Untuk Apa Gapura Tujuhbelasan
Alih-alih cermin kemajuan, gapura tujuhbelasan menciptakan manusia Indonesia yang disiplin dan patuh pada penguasa.
SEBUAH gapura tembok bercat merah-putih, yang mengelupas dan kotor di sana-sini, berdiri kokoh di bilangan Cipondoh, Kota Tangerang. Di atasnya melengkung dua batang besi dan di tengahnya tertulis nama sebuah gang. Tiga bendera merah-putih sudah tak berbentuk lagi. Di kanan-kiri tembok tertulis dengan warna merah:17-8-45 dan 17-8-09.
“Biasanya seminggu sebelum tujuhbelasan, ketua RT menggerakkan warga untuk memperbaiki gapura dengan mengecat ulang dan menyesuaikan tahunnya. Biayanya diambil dari hasil iuran warga,” kata Hamdani, warga setempat, kepada Historia.

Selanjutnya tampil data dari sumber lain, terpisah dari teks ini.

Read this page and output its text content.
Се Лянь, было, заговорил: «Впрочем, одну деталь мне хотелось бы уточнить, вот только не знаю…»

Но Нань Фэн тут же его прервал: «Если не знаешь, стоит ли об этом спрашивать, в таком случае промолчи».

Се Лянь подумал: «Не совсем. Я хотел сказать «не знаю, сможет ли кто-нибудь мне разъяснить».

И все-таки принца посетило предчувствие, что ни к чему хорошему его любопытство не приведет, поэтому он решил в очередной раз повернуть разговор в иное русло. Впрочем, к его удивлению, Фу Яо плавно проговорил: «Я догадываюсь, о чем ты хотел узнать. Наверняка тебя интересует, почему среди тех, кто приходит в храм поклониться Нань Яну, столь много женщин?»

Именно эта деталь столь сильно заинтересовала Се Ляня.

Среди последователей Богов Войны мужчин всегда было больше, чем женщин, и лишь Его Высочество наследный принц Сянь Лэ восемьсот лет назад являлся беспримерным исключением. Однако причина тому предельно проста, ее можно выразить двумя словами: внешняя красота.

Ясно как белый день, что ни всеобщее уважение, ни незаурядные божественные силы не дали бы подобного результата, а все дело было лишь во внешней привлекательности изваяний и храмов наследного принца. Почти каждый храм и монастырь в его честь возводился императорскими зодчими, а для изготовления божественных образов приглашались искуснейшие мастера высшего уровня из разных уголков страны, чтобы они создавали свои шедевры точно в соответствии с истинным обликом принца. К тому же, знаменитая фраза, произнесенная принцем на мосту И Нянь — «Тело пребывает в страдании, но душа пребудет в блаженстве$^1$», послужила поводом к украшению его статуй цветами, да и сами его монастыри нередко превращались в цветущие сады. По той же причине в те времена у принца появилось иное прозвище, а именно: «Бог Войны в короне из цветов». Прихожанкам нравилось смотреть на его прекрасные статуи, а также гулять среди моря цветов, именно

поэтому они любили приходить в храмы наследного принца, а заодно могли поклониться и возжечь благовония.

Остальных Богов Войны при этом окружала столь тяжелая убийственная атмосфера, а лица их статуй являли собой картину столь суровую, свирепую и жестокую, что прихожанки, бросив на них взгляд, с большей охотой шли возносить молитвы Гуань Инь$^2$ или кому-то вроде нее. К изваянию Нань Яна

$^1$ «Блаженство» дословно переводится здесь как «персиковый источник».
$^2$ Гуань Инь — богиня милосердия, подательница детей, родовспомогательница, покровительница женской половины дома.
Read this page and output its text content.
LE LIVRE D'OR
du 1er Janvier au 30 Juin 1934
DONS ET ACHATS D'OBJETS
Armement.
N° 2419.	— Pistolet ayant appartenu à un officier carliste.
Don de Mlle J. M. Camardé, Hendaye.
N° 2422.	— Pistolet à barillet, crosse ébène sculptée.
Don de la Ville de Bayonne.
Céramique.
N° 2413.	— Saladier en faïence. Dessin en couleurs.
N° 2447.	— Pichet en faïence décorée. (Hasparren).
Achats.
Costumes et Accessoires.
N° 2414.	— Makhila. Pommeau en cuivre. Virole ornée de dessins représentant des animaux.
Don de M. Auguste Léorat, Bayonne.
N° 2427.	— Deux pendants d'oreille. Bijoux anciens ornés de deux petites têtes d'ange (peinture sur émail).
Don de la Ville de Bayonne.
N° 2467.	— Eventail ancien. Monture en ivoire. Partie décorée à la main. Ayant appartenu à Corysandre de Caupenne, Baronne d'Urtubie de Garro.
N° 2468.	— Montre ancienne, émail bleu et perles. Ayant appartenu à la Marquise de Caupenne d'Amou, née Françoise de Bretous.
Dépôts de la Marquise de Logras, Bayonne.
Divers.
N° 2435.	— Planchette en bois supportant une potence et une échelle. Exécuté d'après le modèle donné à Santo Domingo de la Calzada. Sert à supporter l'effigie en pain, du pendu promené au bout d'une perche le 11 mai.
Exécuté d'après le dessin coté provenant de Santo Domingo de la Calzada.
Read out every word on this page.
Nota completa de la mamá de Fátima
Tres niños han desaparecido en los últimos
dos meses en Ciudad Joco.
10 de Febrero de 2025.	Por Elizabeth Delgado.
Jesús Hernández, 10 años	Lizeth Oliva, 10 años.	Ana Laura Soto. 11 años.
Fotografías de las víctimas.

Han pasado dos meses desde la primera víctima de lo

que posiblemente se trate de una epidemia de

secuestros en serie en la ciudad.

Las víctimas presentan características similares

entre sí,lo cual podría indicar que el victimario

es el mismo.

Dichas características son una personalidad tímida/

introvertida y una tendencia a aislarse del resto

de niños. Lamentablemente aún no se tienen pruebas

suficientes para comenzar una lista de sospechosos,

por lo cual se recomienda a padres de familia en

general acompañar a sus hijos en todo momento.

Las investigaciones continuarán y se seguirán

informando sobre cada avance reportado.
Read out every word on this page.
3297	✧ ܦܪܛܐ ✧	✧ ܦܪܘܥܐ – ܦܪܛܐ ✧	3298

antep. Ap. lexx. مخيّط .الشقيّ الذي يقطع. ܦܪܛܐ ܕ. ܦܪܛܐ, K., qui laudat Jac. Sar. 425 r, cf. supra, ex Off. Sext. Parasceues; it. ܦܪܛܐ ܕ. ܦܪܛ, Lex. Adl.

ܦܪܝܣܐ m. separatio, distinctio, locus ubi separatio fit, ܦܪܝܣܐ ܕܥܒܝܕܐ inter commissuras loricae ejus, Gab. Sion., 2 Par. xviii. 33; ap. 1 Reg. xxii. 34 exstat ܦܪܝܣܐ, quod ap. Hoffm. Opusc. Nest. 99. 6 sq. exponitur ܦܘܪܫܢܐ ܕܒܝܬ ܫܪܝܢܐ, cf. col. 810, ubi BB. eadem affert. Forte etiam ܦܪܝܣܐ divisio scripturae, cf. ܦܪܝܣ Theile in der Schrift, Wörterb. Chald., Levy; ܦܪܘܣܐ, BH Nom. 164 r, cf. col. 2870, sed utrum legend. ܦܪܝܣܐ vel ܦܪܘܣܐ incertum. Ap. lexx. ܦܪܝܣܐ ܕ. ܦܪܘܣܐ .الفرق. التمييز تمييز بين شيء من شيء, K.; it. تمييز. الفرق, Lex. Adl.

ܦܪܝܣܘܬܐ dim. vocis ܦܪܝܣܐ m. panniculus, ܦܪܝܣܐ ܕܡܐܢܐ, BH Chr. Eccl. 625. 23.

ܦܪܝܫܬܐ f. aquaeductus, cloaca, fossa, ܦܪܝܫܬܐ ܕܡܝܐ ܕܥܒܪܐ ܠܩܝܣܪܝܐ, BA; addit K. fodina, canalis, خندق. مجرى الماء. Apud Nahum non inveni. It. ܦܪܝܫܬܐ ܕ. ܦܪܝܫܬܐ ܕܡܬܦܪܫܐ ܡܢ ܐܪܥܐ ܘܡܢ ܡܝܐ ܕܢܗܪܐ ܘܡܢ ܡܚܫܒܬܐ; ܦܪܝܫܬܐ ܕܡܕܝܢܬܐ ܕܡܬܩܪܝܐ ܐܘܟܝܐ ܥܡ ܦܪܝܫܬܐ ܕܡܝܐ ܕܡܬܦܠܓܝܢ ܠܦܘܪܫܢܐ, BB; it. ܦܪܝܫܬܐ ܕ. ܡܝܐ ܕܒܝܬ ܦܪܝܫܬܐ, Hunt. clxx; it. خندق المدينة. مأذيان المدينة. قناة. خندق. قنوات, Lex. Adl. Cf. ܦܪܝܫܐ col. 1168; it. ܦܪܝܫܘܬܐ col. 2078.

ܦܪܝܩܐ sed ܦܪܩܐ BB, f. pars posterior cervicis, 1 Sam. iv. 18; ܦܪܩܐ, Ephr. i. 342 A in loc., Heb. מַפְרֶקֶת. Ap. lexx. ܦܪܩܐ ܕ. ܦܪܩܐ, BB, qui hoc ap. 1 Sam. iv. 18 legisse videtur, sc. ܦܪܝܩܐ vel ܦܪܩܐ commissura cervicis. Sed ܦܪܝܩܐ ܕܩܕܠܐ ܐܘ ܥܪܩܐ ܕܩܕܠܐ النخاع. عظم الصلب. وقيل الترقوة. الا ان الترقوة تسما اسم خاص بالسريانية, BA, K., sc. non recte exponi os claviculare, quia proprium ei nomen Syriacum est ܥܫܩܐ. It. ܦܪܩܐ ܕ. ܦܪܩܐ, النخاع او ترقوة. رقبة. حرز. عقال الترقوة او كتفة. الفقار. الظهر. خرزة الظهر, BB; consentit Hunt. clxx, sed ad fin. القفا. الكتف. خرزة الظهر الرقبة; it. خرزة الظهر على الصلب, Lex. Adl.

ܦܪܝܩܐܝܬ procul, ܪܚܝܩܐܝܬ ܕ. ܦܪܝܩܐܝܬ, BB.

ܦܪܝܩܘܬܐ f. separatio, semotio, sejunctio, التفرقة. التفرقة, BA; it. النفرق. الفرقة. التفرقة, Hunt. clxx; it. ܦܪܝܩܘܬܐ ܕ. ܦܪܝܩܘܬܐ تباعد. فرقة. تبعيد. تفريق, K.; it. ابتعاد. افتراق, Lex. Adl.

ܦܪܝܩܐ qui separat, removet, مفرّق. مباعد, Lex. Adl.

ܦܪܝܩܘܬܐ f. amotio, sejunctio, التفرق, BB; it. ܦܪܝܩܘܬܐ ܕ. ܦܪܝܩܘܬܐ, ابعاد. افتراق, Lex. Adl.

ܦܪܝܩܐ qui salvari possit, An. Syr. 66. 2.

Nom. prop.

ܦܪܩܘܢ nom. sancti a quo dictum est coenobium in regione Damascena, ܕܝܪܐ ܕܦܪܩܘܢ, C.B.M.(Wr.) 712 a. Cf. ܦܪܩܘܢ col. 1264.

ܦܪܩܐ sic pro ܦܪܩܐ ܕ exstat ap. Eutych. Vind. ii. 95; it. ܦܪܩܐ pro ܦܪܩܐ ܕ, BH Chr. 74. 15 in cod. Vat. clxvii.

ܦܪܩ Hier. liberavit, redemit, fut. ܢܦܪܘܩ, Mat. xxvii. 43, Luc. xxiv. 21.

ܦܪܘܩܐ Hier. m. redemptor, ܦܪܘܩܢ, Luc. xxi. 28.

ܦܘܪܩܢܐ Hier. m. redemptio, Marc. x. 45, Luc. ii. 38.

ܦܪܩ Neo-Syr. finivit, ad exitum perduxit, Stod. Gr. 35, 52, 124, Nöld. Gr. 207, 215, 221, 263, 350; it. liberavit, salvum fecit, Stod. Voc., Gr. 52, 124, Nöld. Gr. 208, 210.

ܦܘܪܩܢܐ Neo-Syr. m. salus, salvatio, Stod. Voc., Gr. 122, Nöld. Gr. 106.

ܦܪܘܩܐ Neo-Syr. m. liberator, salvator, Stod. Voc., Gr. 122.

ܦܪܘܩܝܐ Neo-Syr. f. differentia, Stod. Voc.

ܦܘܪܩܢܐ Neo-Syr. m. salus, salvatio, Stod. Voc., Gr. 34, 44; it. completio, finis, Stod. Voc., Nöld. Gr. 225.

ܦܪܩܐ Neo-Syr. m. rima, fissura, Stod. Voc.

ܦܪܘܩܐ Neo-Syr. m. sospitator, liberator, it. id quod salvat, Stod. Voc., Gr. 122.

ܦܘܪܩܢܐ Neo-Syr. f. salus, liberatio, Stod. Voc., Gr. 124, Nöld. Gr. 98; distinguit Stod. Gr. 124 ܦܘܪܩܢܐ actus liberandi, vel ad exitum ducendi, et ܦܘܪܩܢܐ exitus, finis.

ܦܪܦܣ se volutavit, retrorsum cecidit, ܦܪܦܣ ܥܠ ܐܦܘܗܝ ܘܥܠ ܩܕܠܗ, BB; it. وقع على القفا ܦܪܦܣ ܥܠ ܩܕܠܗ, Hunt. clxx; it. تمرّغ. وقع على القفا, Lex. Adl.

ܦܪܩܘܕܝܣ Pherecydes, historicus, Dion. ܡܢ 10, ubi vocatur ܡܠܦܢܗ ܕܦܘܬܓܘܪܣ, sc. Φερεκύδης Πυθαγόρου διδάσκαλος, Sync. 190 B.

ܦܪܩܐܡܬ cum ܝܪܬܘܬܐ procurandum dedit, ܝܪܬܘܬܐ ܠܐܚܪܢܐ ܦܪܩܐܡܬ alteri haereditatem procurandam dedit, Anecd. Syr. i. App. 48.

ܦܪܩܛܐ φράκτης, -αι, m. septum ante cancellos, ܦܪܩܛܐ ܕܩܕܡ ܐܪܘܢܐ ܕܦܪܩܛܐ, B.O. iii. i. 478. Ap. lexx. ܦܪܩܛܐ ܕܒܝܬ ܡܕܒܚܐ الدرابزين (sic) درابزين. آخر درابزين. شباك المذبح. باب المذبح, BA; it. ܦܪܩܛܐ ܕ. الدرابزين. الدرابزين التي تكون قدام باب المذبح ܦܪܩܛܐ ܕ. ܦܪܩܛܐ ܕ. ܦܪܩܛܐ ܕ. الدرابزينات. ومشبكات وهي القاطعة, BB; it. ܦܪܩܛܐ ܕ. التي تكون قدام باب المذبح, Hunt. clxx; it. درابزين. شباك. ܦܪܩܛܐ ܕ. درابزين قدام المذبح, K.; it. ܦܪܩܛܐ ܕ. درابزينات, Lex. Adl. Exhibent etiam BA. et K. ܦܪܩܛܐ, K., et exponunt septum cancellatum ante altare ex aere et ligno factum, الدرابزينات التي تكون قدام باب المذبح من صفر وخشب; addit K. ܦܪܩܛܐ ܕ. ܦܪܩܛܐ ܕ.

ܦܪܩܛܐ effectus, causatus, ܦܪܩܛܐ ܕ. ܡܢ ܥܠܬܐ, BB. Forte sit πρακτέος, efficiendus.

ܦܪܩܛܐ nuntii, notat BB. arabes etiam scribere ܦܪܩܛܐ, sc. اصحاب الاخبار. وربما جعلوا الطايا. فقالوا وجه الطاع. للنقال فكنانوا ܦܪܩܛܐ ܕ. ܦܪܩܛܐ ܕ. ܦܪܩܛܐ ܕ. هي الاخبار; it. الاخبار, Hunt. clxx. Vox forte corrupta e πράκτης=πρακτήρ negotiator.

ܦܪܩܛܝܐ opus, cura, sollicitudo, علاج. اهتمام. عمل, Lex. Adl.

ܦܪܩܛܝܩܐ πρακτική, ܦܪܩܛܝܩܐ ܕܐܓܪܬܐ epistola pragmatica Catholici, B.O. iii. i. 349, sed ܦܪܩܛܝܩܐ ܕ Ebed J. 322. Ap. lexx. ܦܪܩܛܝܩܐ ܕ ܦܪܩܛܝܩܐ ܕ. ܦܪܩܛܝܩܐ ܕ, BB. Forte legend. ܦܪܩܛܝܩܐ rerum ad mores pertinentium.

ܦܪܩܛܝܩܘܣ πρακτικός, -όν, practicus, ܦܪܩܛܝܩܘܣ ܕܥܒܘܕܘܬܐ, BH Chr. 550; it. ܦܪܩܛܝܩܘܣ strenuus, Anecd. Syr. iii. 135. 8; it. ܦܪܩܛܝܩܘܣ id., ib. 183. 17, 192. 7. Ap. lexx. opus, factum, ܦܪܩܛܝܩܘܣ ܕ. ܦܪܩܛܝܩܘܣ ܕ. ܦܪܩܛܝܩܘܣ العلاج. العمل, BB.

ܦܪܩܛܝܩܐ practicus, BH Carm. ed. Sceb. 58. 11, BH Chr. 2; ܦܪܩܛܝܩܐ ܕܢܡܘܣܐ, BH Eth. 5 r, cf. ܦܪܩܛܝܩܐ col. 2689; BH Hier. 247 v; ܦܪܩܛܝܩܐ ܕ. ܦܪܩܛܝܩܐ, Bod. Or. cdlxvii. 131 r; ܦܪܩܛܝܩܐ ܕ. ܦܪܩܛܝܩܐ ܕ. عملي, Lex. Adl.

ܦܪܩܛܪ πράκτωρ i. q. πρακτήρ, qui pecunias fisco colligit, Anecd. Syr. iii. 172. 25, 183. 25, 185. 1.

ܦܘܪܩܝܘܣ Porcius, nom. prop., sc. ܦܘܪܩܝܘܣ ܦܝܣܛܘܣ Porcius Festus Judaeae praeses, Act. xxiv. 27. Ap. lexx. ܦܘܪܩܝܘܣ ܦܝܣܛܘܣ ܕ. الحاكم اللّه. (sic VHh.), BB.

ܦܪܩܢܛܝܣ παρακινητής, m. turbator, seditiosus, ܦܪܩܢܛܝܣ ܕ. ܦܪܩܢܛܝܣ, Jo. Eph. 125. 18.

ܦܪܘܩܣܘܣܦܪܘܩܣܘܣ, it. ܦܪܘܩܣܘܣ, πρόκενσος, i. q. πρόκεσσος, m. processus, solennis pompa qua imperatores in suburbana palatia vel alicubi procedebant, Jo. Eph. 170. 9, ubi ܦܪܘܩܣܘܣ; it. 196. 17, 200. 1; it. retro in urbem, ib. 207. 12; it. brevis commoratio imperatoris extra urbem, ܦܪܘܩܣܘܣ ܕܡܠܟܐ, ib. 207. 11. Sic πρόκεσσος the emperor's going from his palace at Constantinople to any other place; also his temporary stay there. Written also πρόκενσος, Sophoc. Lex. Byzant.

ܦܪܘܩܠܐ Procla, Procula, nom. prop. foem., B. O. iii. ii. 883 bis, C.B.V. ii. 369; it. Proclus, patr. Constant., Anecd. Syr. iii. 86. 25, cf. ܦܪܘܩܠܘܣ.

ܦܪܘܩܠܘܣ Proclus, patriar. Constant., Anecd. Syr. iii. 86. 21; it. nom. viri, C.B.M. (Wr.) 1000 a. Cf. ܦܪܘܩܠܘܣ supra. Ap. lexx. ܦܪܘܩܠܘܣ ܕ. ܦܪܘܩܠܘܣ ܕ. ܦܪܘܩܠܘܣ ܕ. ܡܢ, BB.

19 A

Menurut Aditya Wardana dalam Gapura Untuk Rumah Tinggal, gapura berfungsi sebagai petunjuk batas wilayah atau pintu keluar-masuk yang terletak pada dinding pembatas sebuah kompleks bangunan. Gapura juga bisa berfungsi sebagai monumen peringatan seorang tokoh atau peristiwa penting seperti gapura perayaan ulang tahun Ratu Wilhelmina ke-47 pada 31 Agustus 1927 di Barabai Banjarmasin. Pada gapura tersebut tertulis: “Lang Leve de Koningin” atau “Semoga Ratu Panjang Umur”. Atau menjelang 17 Agustus, warga biasanya mempercantik gapura dengan beragam hiasan yang menunjukkan corak warna merah-putih.
Di sejumlah tempat, kini tak mudah menemukan gapura yang berhiaskan ornamen tujuhbelasan. Beberapa tahun lalu kemeriahan gapura terjadi karena ada lomba mempercantik gapura yang diadakan sebuah stasiun televisi swasta. Ini berbeda dengan fenomena di masa Orde Baru. Saat itu pembangunan gapura tujuhbelasan dilakukan secara massif.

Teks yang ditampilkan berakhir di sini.